Key Points

  • The District of Columbia Court of Appeals has adopted Federal Rule of Evidence 702 as the legal standard for determining the admissibility of expert testimony in the District of Columbia in all cases, criminal and civil, that have not yet begun trial.
  • In so doing, the court abandoned a 90-year-old precedent set by Frye v. United States decided by the United States Court of Appeals for the District of Columbia Circuit in 1923.
  • This is the first time the court has accepted a party’s request for an en banc interlocutory appeal.

Yesterday, the District of Columbia Court of Appeals issued its opinion in Motorola Inc. v. Murray (No. 14-CV-1350), abandoning the Dyas/Frye test applied by the District of Columbia Superior Court in determining the admissibility of expert testimony and adopting Federal Rule of Evidence 702 as the test for admissibility in all cases, both civil and criminal, that have not yet begun trial. In so doing, the District of Columbia joins all federal courts and 41 states that have replaced or supplemented Frye with some form of Rule 702.

Dyas v. United States, 376 A.2d 827 (DC 1977), decided by a three-judge panel of the District Of Columbia Court of Appeals in 1977, and Frye v. United States, 293 F. 1013 (D.C. Cir. 1923), decided by the United States Court of Appeals for the District of Columbia Circuit in 1923 (at a time when such opinions were binding on the District’s courts), had been widely criticized as “antiquated and out-of-step with modern science.”  As Judge Fisher, writing for unanimous majority of the en banc court, further noted, “[Dyas/Frye] avoids, even forbids, looking at the crucial question of whether the testimony offered in a particular case is reliable.”  Opinion at 13.

Rule 702

The Court adopted Rule 702 in its current form, noting that it had been amended stylistically in 2011 as well as in 2000 to reflect the Supreme Court’s guidance from the so-called Daubert trilogy:  Daubert v. Merrell Dow Pharmaceuticals, Inc., 509 U.S. 579 (1993); General Electric Co. v. Joiner, 522 U.S. 136 (1997); and Kumho Tire Co. v. Carmichael, 526 U.S. 137 (1999). It provides:

A witness who is qualified as an expert by knowledge, skill, experience, training, or education may testify in the form of an opinion or otherwise if:

  • the expert’s scientific, technical, or other specialized knowledge will help the trier of fact to understand the evidence or to determine a fact in issue
  • the testimony is based on sufficient facts or data
  • the testimony is the product of reliable principles and methods
  • the expert has reliably applied the principles and methods to the facts of the case.

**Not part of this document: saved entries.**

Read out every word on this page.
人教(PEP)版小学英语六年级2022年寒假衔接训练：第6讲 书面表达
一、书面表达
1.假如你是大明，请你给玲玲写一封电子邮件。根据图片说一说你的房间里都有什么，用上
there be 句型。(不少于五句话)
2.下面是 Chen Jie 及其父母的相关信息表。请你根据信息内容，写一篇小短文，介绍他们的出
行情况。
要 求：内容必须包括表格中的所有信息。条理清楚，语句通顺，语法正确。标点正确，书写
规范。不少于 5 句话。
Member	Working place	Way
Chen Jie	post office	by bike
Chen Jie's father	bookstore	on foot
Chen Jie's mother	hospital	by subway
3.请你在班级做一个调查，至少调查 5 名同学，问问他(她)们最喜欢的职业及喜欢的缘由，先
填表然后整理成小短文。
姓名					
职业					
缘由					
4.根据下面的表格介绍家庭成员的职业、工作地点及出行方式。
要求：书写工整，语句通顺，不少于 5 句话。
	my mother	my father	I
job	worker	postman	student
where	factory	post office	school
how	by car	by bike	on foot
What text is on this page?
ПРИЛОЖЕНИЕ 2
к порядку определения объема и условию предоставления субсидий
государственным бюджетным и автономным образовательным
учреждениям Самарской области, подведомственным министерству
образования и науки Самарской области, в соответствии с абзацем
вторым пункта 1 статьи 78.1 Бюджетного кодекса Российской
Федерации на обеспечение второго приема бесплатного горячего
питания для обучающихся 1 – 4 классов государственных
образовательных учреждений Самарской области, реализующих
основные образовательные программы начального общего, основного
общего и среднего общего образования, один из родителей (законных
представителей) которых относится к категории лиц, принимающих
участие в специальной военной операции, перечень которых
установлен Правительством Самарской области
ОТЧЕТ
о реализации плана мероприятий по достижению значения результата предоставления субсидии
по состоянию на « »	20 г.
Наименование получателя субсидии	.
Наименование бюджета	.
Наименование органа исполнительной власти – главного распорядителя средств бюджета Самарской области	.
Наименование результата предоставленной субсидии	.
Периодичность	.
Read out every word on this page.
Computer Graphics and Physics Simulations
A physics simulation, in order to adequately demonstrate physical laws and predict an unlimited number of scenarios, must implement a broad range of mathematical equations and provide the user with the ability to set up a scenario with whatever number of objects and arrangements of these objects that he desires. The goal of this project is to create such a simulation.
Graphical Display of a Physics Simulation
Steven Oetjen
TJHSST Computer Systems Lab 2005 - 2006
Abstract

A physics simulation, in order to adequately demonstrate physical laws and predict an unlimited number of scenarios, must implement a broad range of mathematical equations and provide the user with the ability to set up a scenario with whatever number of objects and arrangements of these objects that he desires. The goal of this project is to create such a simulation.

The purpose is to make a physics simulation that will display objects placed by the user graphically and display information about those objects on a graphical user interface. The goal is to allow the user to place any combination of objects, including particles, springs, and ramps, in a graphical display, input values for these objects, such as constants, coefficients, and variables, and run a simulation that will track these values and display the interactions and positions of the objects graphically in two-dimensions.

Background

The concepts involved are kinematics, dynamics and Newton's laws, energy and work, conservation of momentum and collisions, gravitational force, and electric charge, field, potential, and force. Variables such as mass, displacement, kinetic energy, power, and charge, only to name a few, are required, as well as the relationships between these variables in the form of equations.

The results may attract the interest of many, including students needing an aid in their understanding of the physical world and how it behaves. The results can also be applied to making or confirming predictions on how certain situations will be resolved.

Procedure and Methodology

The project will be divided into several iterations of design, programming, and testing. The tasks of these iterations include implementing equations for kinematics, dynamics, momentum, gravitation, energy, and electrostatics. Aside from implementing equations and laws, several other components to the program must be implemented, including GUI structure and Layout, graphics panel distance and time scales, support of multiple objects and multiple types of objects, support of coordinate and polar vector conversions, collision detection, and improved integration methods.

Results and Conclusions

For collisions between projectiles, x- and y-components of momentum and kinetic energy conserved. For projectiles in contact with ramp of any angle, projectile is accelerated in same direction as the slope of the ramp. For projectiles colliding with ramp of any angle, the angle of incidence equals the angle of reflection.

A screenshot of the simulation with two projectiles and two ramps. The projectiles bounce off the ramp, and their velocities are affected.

The court acknowledged that the transition to Rule 702 would not be easy and that there would be a “considerable cost” to judges and lawyers who “will have to adjust to new rules.”  Opinion at 18. But ultimately, the Court “conclude[d] that Rule 702, with its expanded focus on whether reliable principles and methods have been reliably applied, states a rule that is preferable to the Dyas/Frye test.”  Opinion at 15. Judge Fisher further wrote that “[t]he goal is to deny admission to expert testimony that is not reliable, but to admit competing theories if they are derived from reliable principles that have been reliably applied.”  Opinion at 16. Put simply, “[t]he trial court . . . will need to determine whether [an expert’s] opinion ‘is the product of reliable principles and methods[,] . . . reliably applied.’”  Opinion at 17 (quoting Fed. R. Evid. 702(c), (d)).

A Unanimous Decision

In authoring the court’s opinion, Judge Fisher was unanimously joined by the en banc court (Judge McLeese had previously recused himself from considering the appeal). Additionally, Judge Easterly authored a concurring opinion in which she advocated for trial courts assessing the admissibility of forensic expert testimony to rely upon “landmark reports that examine the scientific underpinnings of certain forensic disciplines routinely admitted under Dyas/Frye.”  Specifically, Judge Easterly referenced the National Research Council’s congressionally mandated 2009 report Strengthening Forensic Science in the United States: A Path Forward and the President’s Council of Advisors on Science and Technology’s 2016 report Forensic Science in the Criminal Courts: Ensuring Scientific Validity of Feature-Comparison Methods.

Background

The court’s opinion, the first time the court has granted a party’s request for an interlocutory en banc appeal, arises following numerous suits brought against cellphone manufacturers, service providers, and related trade associations alleging harm from long-term exposure to cell-phone radiation.”  Opinion at 2. Following four weeks of evidentiary hearings on the admissibility of the expert testimony offered by the plaintiffs, the trial court concluded that “some, but not all of Plaintiffs’ proffered expert testimony on general causation is admissible under the Frye/Dyas evidentiary standard” and that “most, if not all, of Plaintiffs’ experts would probably be excluded under the Rule 702/Daubert standard . . . .”  Opinion at 3. The court remanded the case to the trial court for further proceedings consistent with the opinion.

Akin Gump Strauss Hauer & Feld LLP represents one of the defendants in these actions.